I have vaginismus and unfortunately I haven't been 'cured' yet. It resulted from the onset of a pain condition, which lowered the sex drive and my partner's subsequent reactions: jealousy, intimidation, guilt tripping etc. And I have a history of being assaulted.
So far this is what I have been doing: wearing super-plus tampons every day (use lube to insert), watching erotic tv (for me it's the L word and I think the lack of male-penetration helps encourage my comfort/interest, but that's how I roll

, reliving the sexual activities of my youth (I'm 37): hands, dry-^&&^&^ (actually fun), etc. and trying to get pleasure to run both ways without penetration. Putting fun back in and removing the 'threat' of intercourse helps a lot.
And I try to use Mr. Pinky (my vibe) whenever I get some time alone. It helps to keep me feeling sexual, and remind me how delicious orgasms are.
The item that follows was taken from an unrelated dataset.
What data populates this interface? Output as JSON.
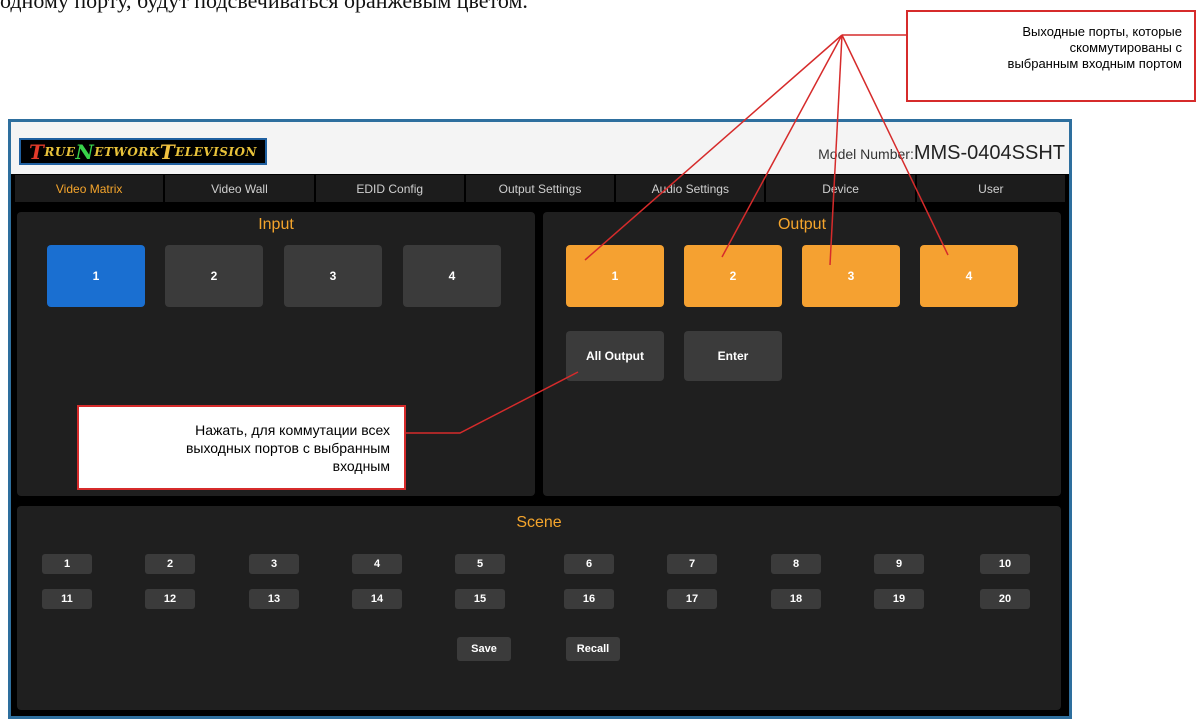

As for intercourse, it's a nightmare. I am seeing a sexual psychiatrist (what an interesting job that must be!) in the next couple weeks and will PM you the details. Over the phone they warned that seeing them is 'not a quick fix', so I may get sent home with sexual activities to do, history unearthing miseries etc., but it's for good. My pain specialist said that lidocaine would be a good idea, but didn't know how to prescribe it for this purpose (we were in the OR - no 'big book' to consult), so I'll see about that too.
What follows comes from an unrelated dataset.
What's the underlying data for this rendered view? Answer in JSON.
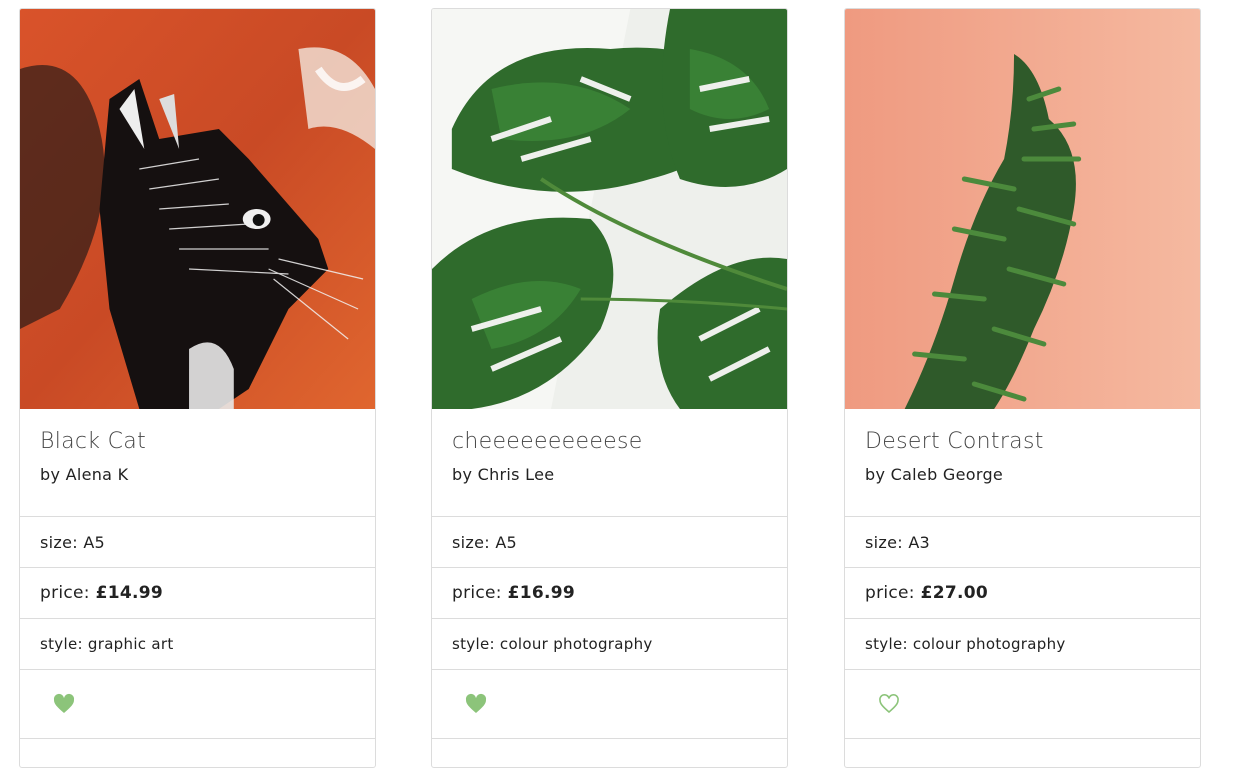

For now I just try and supplement intercourse with comfortable activities, and when I do try it, practice 'pap smear breathing', bite the pillow (hush!), and try to relax my vag walls. I take extra pain medication an hour before, smoke some pot (I have a license), and use a LOT of lube targeted at matching female lubrication (look for the kind made for perimenopausal/menopausal women).
Remember this is not your fault and you did not cause this. Be good to yourself and force your partner to be good to you too.